Menu
▾
▴
[HtmlUnit] SVN: [15053] trunk/htmlunit/src
|
From: <rb...@us...> - 2017-12-31 16:53:46
|
Revision: 15053
http://sourceforge.net/p/htmlunit/code/15053
Author: rbri
Date: 2017-12-31 16:53:44 +0000 (Sun, 31 Dec 2017)
Log Message:
-----------
Invalid 'Origin' header was sent as part of XMLHttpRequest if the request url was absolute and the page contains a base tag
Issue 1944
Modified Paths:
--------------
trunk/htmlunit/src/changes/changes.xml
trunk/htmlunit/src/main/java/com/gargoylesoftware/htmlunit/html/HtmlPage.java
trunk/htmlunit/src/main/java/com/gargoylesoftware/htmlunit/javascript/host/xml/XMLHttpRequest.java
trunk/htmlunit/src/test/java/com/gargoylesoftware/htmlunit/javascript/host/xml/XMLHttpRequest2Test.java
Modified: trunk/htmlunit/src/changes/changes.xml
===================================================================
--- trunk/htmlunit/src/changes/changes.xml 2017-12-31 11:20:00 UTC (rev 15052)
+++ trunk/htmlunit/src/changes/changes.xml 2017-12-31 16:53:44 UTC (rev 15053)
@@ -8,6 +8,10 @@
<body>
<release version="2.30" date="xx, 2018" description="Bugfixes">
+ <action type="fix" dev="rbri" issue="1944">
+ JavaScript: Invalid 'Origin' header was sent as part of XMLHttpRequest
+ if the request url was absolute and the page contains a base tag
+ </action>
<action type="fix" dev="rbri" issue="1943">
JavaScript: CSSStyleSheet#addRule fixed error handling
</action>
Modified: trunk/htmlunit/src/main/java/com/gargoylesoftware/htmlunit/html/HtmlPage.java
===================================================================
--- trunk/htmlunit/src/main/java/com/gargoylesoftware/htmlunit/html/HtmlPage.java 2017-12-31 11:20:00 UTC (rev 15052)
+++ trunk/htmlunit/src/main/java/com/gargoylesoftware/htmlunit/html/HtmlPage.java 2017-12-31 16:53:44 UTC (rev 15053)
@@ -679,8 +679,6 @@
* @exception MalformedURLException if an error occurred when creating a URL object
*/
public URL getFullyQualifiedUrl(String relativeUrl) throws MalformedURLException {
- final URL baseUrl = getBaseURL();
-
// to handle http: and http:/ in FF (Bug #474)
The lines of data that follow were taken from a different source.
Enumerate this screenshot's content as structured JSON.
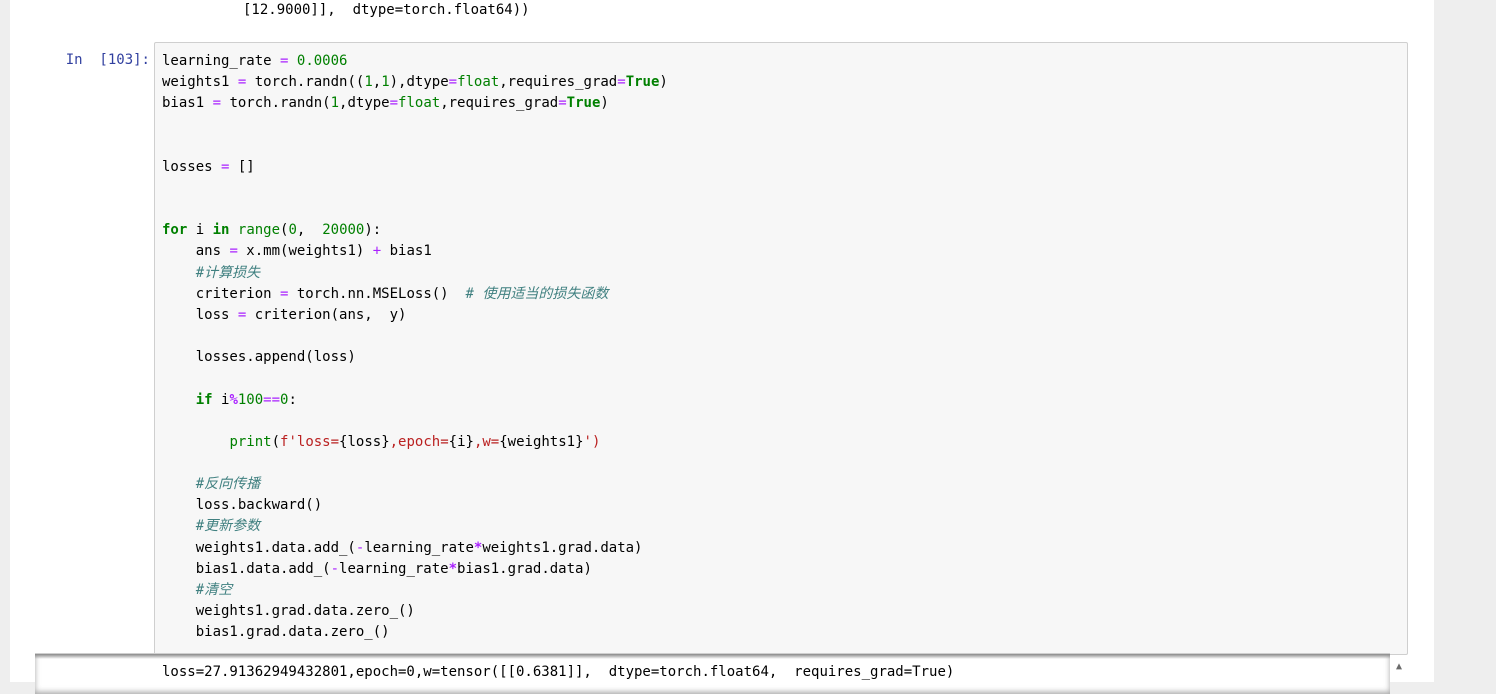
{
  "previous_output": {
    "line": "[12.9000]],  dtype=torch.float64))"
  },
  "cell": {
    "prompt": "In  [103]:",
    "lines": {
      "l1": {
        "a": "learning_rate ",
        "b": "=",
        "c": " ",
        "d": "0.0006"
      },
      "l2": {
        "a": "weights1 ",
        "b": "=",
        "c": " torch.randn((",
        "d": "1",
        "e": ",",
        "f": "1",
        "g": "),dtype",
        "h": "=",
        "i": "float",
        "j": ",requires_grad",
        "k": "=",
        "l": "True",
        "m": ")"
      },
      "l3": {
        "a": "bias1 ",
        "b": "=",
        "c": " torch.randn(",
        "d": "1",
        "e": ",dtype",
        "f": "=",
        "g": "float",
        "h": ",requires_grad",
        "i": "=",
        "j": "True",
        "k": ")"
      },
      "l6": {
        "a": "losses ",
        "b": "=",
        "c": " []"
      },
      "l9": {
        "a": "for",
        "b": " i ",
        "c": "in",
        "d": " ",
        "e": "range",
        "f": "(",
        "g": "0",
        "h": ",  ",
        "i": "20000",
        "j": "):"
      },
      "l10": {
        "a": "    ans ",
        "b": "=",
        "c": " x.mm(weights1) ",
        "d": "+",
        "e": " bias1"
      },
      "l11": {
        "a": "    ",
        "b": "#计算损失"
      },
      "l12": {
        "a": "    criterion ",
        "b": "=",
        "c": " torch.nn.MSELoss()  ",
        "d": "# 使用适当的损失函数"
      },
      "l13": {
        "a": "    loss ",
        "b": "=",
        "c": " criterion(ans,  y)"
      },
      "l15": {
        "a": "    losses.append(loss)"
      },
      "l17": {
        "a": "    ",
        "b": "if",
        "c": " i",
        "d": "%",
        "e": "100",
        "f": "==",
        "g": "0",
        "h": ":"
      },
      "l19": {
        "a": "        ",
        "b": "print",
        "c": "(",
        "d": "f'loss=",
        "e": "{loss}",
        "f": ",epoch=",
        "g": "{i}",
        "h": ",w=",
        "i": "{weights1}",
        "j": "')"
      },
      "l21": {
        "a": "    ",
        "b": "#反向传播"
      },
      "l22": {
        "a": "    loss.backward()"
      },
      "l23": {
        "a": "    ",
        "b": "#更新参数"
      },
      "l24": {
        "a": "    weights1.data.add_(",
        "b": "-",
        "c": "learning_rate",
        "d": "*",
        "e": "weights1.grad.data)"
      },
      "l25": {
        "a": "    bias1.data.add_(",
        "b": "-",
        "c": "learning_rate",
        "d": "*",
        "e": "bias1.grad.data)"
      },
      "l26": {
        "a": "    ",
        "b": "#清空"
      },
      "l27": {
        "a": "    weights1.grad.data.zero_()"
      },
      "l28": {
        "a": "    bias1.grad.data.zero_()"
      }
    }
  },
  "output": {
    "line": "loss=27.91362949432801,epoch=0,w=tensor([[0.6381]],  dtype=torch.float64,  requires_grad=True)"
  },
  "scrollbar": {
    "up_arrow": "▲"
  }
}
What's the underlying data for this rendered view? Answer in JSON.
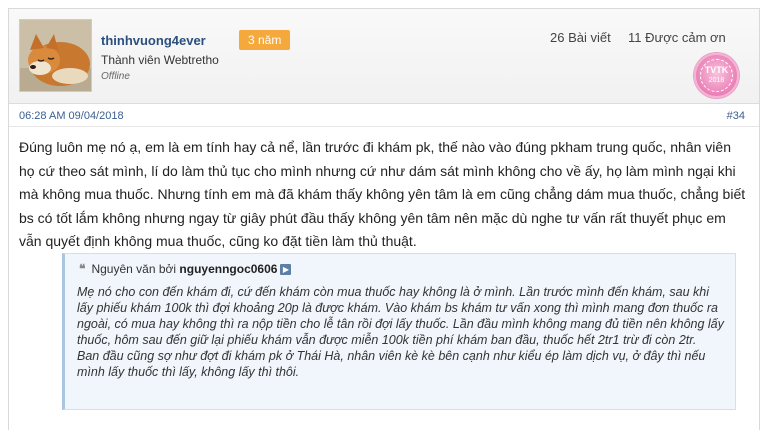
{
  "author": {
    "username": "thinhvuong4ever",
    "years_badge": "3 năm",
    "rank": "Thành viên Webtretho",
    "status": "Offline",
    "avatar_icon": "dog-avatar"
  },
  "stats": {
    "posts": "26 Bài viết",
    "thanks": "11 Được cảm ơn"
  },
  "badge": {
    "line1": "TVTK",
    "line2": "2018",
    "color": "#ea7fb6"
  },
  "post_meta": {
    "datetime": "06:28 AM 09/04/2018",
    "post_number": "#34"
  },
  "body": "Đúng luôn mẹ nó ạ, em là em tính hay cả nể, lần trước đi khám pk, thế nào vào đúng pkham trung quốc, nhân viên họ cứ theo sát mình, lí do làm thủ tục cho mình nhưng cứ như dám sát mình không cho về ấy, họ làm mình ngại khi mà không mua thuốc. Nhưng tính em mà đã khám thấy không yên tâm là em cũng chẳng dám mua thuốc, chẳng biết bs có tốt lắm không nhưng ngay từ giây phút đầu thấy không yên tâm nên mặc dù nghe tư vấn rất thuyết phục em vẫn quyết định không mua thuốc, cũng ko đặt tiền làm thủ thuật.",
  "quote": {
    "prefix": "Nguyên văn bởi",
    "author": "nguyenngoc0606",
    "line1": "Mẹ nó cho con đến khám đi, cứ đến khám còn mua thuốc hay không là ở mình. Lần trước mình đến khám, sau khi lấy phiếu khám 100k thì đợi khoảng 20p là được khám. Vào khám bs khám tư vấn xong thì mình mang đơn thuốc ra ngoài, có mua hay không thì ra nộp tiền cho lễ tân rồi đợi lấy thuốc. Lần đầu mình không mang đủ tiền nên không lấy thuốc, hôm sau đến giữ lại phiếu khám vẫn được miễn 100k tiền phí khám ban đầu, thuốc hết 2tr1 trừ đi còn 2tr.",
    "line2": "Ban đầu cũng sợ như đợt đi khám pk ở Thái Hà, nhân viên kè kè bên cạnh như kiểu ép làm dịch vụ, ở đây thì nếu mình lấy thuốc thì lấy, không lấy thì thôi."
  }
}
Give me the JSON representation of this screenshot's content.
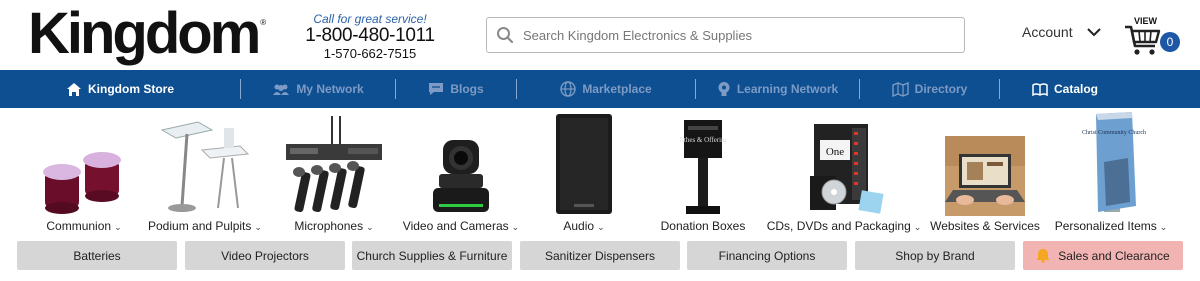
{
  "header": {
    "logo_text": "Kingdom",
    "logo_reg": "®",
    "phone_tagline": "Call for great service!",
    "phone_main": "1-800-480-1011",
    "phone_alt": "1-570-662-7515",
    "search_placeholder": "Search Kingdom Electronics & Supplies",
    "account_label": "Account",
    "cart_view_label": "VIEW",
    "cart_count": "0"
  },
  "nav": {
    "items": [
      {
        "label": "Kingdom Store",
        "icon": "home-icon",
        "active": true
      },
      {
        "label": "My Network",
        "icon": "people-icon",
        "active": false
      },
      {
        "label": "Blogs",
        "icon": "chat-icon",
        "active": false
      },
      {
        "label": "Marketplace",
        "icon": "globe-icon",
        "active": false
      },
      {
        "label": "Learning Network",
        "icon": "bulb-icon",
        "active": false
      },
      {
        "label": "Directory",
        "icon": "map-icon",
        "active": false
      },
      {
        "label": "Catalog",
        "icon": "book-icon",
        "active": true
      }
    ]
  },
  "categories": [
    {
      "label": "Communion",
      "has_dropdown": true
    },
    {
      "label": "Podium and Pulpits",
      "has_dropdown": true
    },
    {
      "label": "Microphones",
      "has_dropdown": true
    },
    {
      "label": "Video and Cameras",
      "has_dropdown": true
    },
    {
      "label": "Audio",
      "has_dropdown": true
    },
    {
      "label": "Donation Boxes",
      "has_dropdown": false
    },
    {
      "label": "CDs, DVDs and Packaging",
      "has_dropdown": true
    },
    {
      "label": "Websites & Services",
      "has_dropdown": false
    },
    {
      "label": "Personalized Items",
      "has_dropdown": true
    }
  ],
  "product_image_text": {
    "donation_box": "Tithes & Offering",
    "cd_tower": "One",
    "banner": "Christ Community Church"
  },
  "pills": [
    {
      "label": "Batteries"
    },
    {
      "label": "Video Projectors"
    },
    {
      "label": "Church Supplies & Furniture"
    },
    {
      "label": "Sanitizer Dispensers"
    },
    {
      "label": "Financing Options"
    },
    {
      "label": "Shop by Brand"
    },
    {
      "label": "Sales and Clearance",
      "highlight": true,
      "icon": "bell-icon"
    }
  ],
  "colors": {
    "nav_bg": "#0d4f91",
    "nav_active": "#ffffff",
    "nav_inactive": "#7d9bc4",
    "phone_tagline": "#2a62a9",
    "cart_badge": "#1d57a6",
    "pill_bg": "#d6d6d6",
    "sale_bg": "#f2b3b3",
    "sale_icon": "#f5a623"
  }
}
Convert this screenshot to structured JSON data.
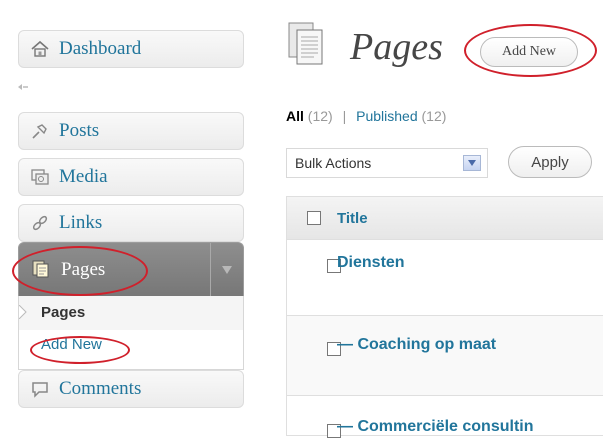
{
  "sidebar": {
    "items": [
      {
        "label": "Dashboard",
        "icon": "home-icon"
      },
      {
        "label": "Posts",
        "icon": "pin-icon"
      },
      {
        "label": "Media",
        "icon": "media-icon"
      },
      {
        "label": "Links",
        "icon": "link-icon"
      },
      {
        "label": "Pages",
        "icon": "pages-icon"
      },
      {
        "label": "Comments",
        "icon": "comments-icon"
      }
    ],
    "submenu": {
      "current": "Pages",
      "add_new": "Add New"
    }
  },
  "header": {
    "title": "Pages",
    "add_new": "Add New"
  },
  "filters": {
    "all": "All",
    "all_count": "(12)",
    "separator": "|",
    "published": "Published",
    "published_count": "(12)"
  },
  "bulk": {
    "selected": "Bulk Actions",
    "apply": "Apply"
  },
  "table": {
    "header_title": "Title",
    "rows": [
      {
        "title": "Diensten"
      },
      {
        "title": "— Coaching op maat"
      },
      {
        "title": "— Commerciële consultin"
      }
    ]
  },
  "colors": {
    "link": "#21759b",
    "annotation": "#d0202b",
    "active_menu": "#7f7f7f"
  }
}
if (hasFeature(URL_MISSING_SLASHES)) {
boolean incorrectnessNotified = false;
@@ -693,7 +691,7 @@
}
}
- return WebClient.expandUrl(baseUrl, relativeUrl);
+ return WebClient.expandUrl(getBaseURL(), relativeUrl);
}
/**
Modified: trunk/htmlunit/src/main/java/com/gargoylesoftware/htmlunit/javascript/host/xml/XMLHttpRequest.java
===================================================================
--- trunk/htmlunit/src/main/java/com/gargoylesoftware/htmlunit/javascript/host/xml/XMLHttpRequest.java 2017-12-31 11:20:00 UTC (rev 15052)
+++ trunk/htmlunit/src/main/java/com/gargoylesoftware/htmlunit/javascript/host/xml/XMLHttpRequest.java 2017-12-31 16:53:44 UTC (rev 15053)
@@ -527,8 +527,8 @@
containingPage_ = (HtmlPage) getWindow().getWebWindow().getEnclosedPage();
try {
+ final URL pageRequestUrl = containingPage_.getUrl();
final URL fullUrl = containingPage_.getFullyQualifiedUrl(url);
- final URL originUrl = containingPage_.getFullyQualifiedUrl("");
if (!isAllowCrossDomainsFor(fullUrl)) {
throw Context.reportRuntimeError("Access to restricted URI denied");
}
@@ -537,11 +537,11 @@
request.setCharset(UTF_8);
request.setAdditionalHeader(HttpHeader.REFERER, containingPage_.getUrl().toExternalForm());
- if (!isSameOrigin(originUrl, fullUrl)) {
- final StringBuilder origin = new StringBuilder().append(originUrl.getProtocol()).append("://")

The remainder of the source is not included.